AutoPWLF Documentation
Piecewise Linear Fit with automated selection of the number of segments.
Installation
$ pip install -U autopwlf
Examples
Default usage involves calling auto_fit() method with the x and y data. fastfit is set to True by default.
import numpy as np
import autopwlf
# Initialize variables
x = np.arange(0, 150)
y = np.array([
0.1, 0.4, -0.2, 0.7, 1.7, 1.6, 3.1, 1.9, 4.4, 5.3, 3.3,
5.6, 3.7, 5.8, 6. , 5.1, 5.9, 5.7, 10.3, 8. , 7.5, 8.7,
7.9, 9.2, 11. , 15.2, 18.1, 28.4, 29.3, 29.1, 30.4, 38.4, 37.1,
40.5, 42.1, 47.4, 49.1, 50.2, 51.9, 52.5, 53.3, 54.2,
54.1, 58.3, 59.1, 60.2, 54.9, 55.1, 49.3, 48.1, 47.4, 44.1,
43.7, 42.1, 41.5, 40.3, 39.1, 38.9, 37.7, 36.1, 35.5, 34.3,
42.1, 36.8, 33.3, 30.1, 28.9, 27.8, 26.9, 26.1, 25.3, 24.6,
27. , 25.7, 25.7, 24.8, 23.9, 23.4, 22.5, 21.6, 20.7, 19.8, 18.9,
16.1, 15.4, 14.8, 13.9, 14.9, 12.3, 11.4, 10.7, 9.8, 8.9, 8.1,
15.3, 18.0, 14.5 , 11.3, 9.4, 10.5, 9.8, 6.8, 6.4, 5.4, 2.9,
3.8, 2.4, 1.1, 2.5, 3.9, 2.7, 3.7, 4.3, 6.3, 4.9, 6.5 ,
7.7, 6.4 , 7.8, 7.9, 8.7, 8.3, 10.5, 19.7, 13.5, 19.7, 19.6,
28.5, 38. , 39. , 36.6, 38.2, 38.3, 37. , 36.2, 37. , 35.3, 34.9,
33.8, 34.7, 33.1, 33.1, 32.3, 33.9, 30.9, 31.2, 31.7, 30.8, 30.2,
30.3
])
apwlf = autopwlf.AutoPWLF(x, y)
model_fit = apwlf.auto_fit() # default complexity penlty is 20
Lowering complexity penalty will often result in more segments.

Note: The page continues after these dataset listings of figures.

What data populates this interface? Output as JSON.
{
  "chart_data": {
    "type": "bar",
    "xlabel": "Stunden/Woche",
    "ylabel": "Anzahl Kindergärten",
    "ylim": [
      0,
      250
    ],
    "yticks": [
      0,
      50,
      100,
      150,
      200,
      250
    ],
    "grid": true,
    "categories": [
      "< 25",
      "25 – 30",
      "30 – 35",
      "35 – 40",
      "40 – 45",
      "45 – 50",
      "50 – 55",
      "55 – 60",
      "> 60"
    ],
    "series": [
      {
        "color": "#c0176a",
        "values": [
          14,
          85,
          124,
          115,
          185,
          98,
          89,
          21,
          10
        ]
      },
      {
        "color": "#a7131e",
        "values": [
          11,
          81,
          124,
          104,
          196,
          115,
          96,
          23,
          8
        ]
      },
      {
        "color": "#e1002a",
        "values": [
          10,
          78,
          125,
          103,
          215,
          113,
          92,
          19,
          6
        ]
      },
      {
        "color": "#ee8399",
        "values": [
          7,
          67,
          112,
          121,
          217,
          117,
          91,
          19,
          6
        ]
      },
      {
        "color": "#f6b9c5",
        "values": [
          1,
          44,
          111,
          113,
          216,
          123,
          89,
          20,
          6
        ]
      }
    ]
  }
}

apwlf = autopwlf.AutoPWLF(x, y)
model_fit = apwlf.auto_fit(complexity=5)
For better model perfomance (at the cost of speed), set fastfit=False. Recommended to use buffer of 0 or 1 to prevent large runtime.
my_pwlf = apwlf.auto_fit(fastfit=False, buffer=1)
If an upper and lower limit is known for the number of segments, use the following:
apwlf = autopwlf.AutoPWLF(x, y)
model_fit = apwlf.fit(x, y, min_breaks=2, max_breaks=5)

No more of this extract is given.